Another species of ancient medal or gorget of smaller size, found in their ancient places of sepulture, consisted of a circular piece of flat shell, from one and a half to two inches in diameter, quartered with double lines, having the devices of dots between them. This kind was doubly perforated in the plain of the circle. Three examples of this form of medal or badge of chieftainship are figured in Plate 25, Figs. 7, 29, and 30. The specimen figure 29 was obtained from an old grave at Upper Sandusky, Ohio; and number 30, Plate 25, from a similar position in Onondaga County, N. Y. These localities serve to show its use among diverse tribes, and prove an extensive community of the prevalent manners and customs; a point which it is important at all times to keep in view.
In connection with this subject, there is given in Plate 12, Fig. 1, the representation of an ancient British medal, obtained from the descendants of the chief to whom it was given about sixty years after its date: (1764). It will be observed that this medal, which is rudely stamped, was struck the year of the crowning of George III. It presents the boy king s head, crowned with the olive-leaf; and the inscription Georgius III, D. G. M. Bri. Fra. et Hib. Rex. F. D. shows that the ancient title of the British kings was then retained in full.
The obverse exhibits a British officer and an Indian, sitting under a tree on rolls of tobacco, shaking hands, with the motto, ” Happy while united.” The Indian has a pipe resting in his left hand. The officer has his left hand at his breast.
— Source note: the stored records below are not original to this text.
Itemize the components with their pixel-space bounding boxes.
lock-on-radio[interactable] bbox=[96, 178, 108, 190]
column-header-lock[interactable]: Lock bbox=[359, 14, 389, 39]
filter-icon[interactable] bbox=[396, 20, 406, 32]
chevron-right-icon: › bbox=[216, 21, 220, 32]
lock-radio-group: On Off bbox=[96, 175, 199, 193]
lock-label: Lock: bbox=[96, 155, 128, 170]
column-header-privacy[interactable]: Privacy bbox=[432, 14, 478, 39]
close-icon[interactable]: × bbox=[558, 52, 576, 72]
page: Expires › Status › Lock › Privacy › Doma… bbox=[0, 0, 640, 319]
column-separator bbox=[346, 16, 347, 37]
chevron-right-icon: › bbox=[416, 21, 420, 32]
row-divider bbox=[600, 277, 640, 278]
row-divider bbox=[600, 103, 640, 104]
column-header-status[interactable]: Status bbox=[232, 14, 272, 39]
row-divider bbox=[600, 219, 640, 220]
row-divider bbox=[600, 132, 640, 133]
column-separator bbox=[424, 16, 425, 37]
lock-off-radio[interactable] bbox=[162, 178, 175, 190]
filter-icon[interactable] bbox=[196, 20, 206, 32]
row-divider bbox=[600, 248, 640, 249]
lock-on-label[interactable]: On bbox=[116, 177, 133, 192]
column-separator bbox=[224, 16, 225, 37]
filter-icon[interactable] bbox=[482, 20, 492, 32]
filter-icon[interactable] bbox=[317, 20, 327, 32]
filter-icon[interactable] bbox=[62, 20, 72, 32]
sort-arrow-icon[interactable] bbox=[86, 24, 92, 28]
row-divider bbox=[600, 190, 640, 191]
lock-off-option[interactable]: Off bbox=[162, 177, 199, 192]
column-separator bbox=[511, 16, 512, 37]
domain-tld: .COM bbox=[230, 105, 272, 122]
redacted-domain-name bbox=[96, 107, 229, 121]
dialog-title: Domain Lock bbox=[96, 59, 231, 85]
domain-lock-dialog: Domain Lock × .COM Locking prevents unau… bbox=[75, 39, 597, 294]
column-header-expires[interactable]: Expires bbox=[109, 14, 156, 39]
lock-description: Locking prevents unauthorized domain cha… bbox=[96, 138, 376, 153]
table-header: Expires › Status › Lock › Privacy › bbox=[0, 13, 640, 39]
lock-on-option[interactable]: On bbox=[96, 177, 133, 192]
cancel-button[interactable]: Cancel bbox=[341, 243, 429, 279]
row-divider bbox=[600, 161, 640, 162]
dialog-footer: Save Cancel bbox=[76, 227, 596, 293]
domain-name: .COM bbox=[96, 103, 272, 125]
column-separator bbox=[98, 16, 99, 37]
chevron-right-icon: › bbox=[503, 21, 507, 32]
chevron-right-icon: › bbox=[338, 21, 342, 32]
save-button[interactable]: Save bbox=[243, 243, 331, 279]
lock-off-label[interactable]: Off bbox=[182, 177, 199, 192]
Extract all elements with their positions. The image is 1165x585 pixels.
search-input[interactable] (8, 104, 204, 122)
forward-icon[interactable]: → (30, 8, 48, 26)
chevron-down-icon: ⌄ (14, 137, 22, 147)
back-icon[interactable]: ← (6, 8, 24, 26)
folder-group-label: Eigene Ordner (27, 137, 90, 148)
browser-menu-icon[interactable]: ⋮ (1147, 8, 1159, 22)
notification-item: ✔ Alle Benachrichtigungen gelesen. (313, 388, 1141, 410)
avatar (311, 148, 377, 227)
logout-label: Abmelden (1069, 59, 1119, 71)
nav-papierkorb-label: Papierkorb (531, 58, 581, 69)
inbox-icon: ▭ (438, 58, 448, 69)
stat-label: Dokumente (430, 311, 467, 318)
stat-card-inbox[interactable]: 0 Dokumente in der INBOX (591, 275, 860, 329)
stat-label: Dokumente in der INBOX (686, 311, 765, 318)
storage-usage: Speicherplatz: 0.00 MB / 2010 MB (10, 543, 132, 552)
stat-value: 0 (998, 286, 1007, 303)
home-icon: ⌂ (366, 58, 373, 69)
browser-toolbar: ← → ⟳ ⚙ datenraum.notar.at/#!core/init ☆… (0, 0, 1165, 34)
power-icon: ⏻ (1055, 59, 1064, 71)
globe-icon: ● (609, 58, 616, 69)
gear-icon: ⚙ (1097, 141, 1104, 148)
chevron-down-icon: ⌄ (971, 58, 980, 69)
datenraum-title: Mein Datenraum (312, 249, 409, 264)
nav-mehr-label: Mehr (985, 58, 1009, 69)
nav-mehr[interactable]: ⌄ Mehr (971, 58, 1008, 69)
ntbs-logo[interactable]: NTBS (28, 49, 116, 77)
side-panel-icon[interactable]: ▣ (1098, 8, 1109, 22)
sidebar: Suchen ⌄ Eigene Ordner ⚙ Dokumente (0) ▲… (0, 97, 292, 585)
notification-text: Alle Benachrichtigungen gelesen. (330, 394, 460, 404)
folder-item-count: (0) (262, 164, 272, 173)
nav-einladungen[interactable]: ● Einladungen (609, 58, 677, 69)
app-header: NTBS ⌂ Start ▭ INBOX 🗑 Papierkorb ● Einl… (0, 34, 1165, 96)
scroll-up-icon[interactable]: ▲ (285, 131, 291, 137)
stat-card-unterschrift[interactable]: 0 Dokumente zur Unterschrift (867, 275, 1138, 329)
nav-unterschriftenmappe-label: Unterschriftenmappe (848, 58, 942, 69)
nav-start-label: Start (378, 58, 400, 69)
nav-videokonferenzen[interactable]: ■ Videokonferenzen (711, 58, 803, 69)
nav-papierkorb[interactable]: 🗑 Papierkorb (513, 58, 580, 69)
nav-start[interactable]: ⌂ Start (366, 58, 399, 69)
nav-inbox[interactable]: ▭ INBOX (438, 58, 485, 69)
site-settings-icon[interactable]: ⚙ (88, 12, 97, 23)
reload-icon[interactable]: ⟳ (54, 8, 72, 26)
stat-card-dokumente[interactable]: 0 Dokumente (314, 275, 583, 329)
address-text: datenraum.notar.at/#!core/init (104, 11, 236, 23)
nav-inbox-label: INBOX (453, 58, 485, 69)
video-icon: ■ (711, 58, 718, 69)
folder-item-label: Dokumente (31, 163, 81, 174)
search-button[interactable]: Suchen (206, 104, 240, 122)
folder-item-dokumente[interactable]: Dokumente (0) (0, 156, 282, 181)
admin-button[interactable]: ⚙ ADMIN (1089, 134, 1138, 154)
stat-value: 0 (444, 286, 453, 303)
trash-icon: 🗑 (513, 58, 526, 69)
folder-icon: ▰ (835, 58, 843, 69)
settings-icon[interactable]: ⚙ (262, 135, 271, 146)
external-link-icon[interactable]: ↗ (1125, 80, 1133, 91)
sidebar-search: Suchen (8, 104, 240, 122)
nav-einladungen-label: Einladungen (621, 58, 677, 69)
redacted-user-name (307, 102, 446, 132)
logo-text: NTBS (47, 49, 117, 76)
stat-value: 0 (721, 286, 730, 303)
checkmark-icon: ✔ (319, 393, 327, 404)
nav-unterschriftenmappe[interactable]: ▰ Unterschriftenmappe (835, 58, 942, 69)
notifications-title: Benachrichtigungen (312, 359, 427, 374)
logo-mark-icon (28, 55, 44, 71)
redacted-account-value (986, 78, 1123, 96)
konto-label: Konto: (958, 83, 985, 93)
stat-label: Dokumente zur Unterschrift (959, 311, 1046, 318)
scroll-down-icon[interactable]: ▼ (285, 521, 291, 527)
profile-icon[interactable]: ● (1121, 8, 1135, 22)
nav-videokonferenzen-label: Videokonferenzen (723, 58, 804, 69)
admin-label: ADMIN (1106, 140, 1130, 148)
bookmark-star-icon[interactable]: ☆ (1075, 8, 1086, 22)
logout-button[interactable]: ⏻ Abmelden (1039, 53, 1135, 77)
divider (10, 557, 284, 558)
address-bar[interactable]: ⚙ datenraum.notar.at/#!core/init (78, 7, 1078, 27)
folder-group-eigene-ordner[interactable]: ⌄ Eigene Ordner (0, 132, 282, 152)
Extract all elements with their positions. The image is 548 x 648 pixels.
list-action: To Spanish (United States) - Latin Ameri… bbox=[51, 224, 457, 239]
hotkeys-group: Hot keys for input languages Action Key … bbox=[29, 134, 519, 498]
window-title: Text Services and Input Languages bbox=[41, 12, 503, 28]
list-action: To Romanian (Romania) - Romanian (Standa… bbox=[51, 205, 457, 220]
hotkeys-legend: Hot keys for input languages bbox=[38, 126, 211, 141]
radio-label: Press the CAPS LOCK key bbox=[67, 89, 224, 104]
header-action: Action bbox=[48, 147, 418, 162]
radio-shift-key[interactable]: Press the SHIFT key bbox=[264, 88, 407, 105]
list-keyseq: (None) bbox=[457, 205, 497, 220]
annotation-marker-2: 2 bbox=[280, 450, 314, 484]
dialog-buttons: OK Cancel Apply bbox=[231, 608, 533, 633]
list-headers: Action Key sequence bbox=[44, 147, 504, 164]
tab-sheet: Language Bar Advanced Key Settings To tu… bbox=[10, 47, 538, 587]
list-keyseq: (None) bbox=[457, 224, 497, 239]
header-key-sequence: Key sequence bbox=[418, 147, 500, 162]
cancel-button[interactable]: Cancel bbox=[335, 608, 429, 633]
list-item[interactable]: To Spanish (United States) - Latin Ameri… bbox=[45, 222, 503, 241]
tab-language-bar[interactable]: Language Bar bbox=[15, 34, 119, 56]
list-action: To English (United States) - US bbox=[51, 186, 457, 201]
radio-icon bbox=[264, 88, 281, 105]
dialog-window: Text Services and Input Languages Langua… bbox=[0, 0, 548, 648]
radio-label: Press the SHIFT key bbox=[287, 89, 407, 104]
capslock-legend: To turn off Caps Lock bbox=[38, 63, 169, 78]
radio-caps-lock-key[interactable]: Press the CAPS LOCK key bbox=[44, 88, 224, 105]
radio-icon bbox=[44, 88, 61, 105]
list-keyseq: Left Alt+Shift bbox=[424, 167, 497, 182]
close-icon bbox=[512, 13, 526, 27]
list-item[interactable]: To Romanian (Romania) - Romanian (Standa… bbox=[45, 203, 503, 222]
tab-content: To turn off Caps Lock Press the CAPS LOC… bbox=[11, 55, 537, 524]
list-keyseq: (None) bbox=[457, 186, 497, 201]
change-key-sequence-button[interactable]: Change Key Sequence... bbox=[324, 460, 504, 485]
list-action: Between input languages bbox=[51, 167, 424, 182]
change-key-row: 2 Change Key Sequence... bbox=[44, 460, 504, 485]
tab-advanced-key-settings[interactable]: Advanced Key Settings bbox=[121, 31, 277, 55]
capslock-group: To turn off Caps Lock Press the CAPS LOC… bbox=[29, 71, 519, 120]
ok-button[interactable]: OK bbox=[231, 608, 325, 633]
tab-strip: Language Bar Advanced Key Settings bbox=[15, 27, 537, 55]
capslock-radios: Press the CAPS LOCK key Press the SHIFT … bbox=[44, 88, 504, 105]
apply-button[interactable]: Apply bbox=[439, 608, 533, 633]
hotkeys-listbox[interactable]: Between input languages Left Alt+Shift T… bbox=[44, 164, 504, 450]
The landscape in the background is manifestly the city and harbor of New York; as the stamp “N. York,” “D. C. F.,” “1764,” plainly denotes.
A wing crossed with a pipe, forms an appropriate figure at the top for hanging it by a ribbon.
Figures 3 and 4, Plate 20, are medals of the French period of colonization in western New York, about 1666, in the area of Onondaga County; and are irrefragable proofs of that ill-fated scheme. Fig. 2 shows small medals of an octagonal form, inscribed with the names of St. Agatha and St. Lucia, of the Romish calendar. Both are made from an alloy resembling silver. Number 4 is an ovate medal of the same period, from a leaden plate, and rudely representing, on one side, the figure of a man hanging by his arms, and a snake before it. The other side represents a man sitting. Fig. 3, Plate 20, is a crucifix of silver, of the same period.No. 5, Plate 20, represents an ancient form of gorget, figured with the heads of snakes or tortoises.